Глаза сузились, мечут молнии, и еще верхняя губа дергается, обнажая острые зубки. Сейчас прямо вцепится.

Помню, как я испугалась, когда мама спросила меня, с кем это я разговариваю. Я соврала:

– С собой.

Я понимаю, это происходило, когда мне нужно было, чтобы меня любили. Она появлялась, когда мне нужно было бороться за любовь других. То есть почти всегда – даже когда я была сама с собой. И никогда – с папой. С папой все было по-другому.
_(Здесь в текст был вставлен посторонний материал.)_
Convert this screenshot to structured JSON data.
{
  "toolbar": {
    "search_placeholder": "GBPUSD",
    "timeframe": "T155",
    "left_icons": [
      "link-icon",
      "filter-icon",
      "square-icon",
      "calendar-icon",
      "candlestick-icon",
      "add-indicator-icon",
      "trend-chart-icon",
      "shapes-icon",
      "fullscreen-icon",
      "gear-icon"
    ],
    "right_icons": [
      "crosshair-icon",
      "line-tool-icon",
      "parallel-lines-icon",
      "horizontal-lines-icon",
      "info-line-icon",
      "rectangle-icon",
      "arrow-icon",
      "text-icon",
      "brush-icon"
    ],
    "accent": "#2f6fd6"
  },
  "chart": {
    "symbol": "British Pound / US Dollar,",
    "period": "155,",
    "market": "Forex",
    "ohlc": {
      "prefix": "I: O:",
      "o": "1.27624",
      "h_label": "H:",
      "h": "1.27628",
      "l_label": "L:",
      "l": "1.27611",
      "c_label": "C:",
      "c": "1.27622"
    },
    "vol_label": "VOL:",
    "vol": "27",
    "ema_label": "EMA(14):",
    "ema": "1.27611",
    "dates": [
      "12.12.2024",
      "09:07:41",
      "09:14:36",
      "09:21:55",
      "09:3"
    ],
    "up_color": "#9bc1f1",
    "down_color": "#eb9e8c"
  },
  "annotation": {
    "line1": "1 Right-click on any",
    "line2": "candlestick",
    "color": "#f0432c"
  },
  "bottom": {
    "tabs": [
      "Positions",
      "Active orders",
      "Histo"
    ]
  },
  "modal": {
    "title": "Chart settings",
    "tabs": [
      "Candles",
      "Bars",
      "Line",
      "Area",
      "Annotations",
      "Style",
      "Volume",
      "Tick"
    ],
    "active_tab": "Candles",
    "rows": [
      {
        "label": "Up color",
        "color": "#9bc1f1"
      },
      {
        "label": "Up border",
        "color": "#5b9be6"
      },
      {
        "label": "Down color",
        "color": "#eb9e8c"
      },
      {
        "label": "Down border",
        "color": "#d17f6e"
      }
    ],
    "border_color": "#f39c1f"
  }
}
И маму, и меня он называл одинаково – зайками. Наверно, ему приятно было крикнуть:

– Зайка! – и обе откликались, одна из кухни, другая из детской.

Когда он приходил домой, то я, прежде чем открыть дверь, должна была, чтобы не впустить чужих, спрашивать:

– Кто там?

Он отвечал:

– Швец, жнец и на дуде игрец.

У него даже вытереть ноги на коврике в прихожей получалось как станцевать.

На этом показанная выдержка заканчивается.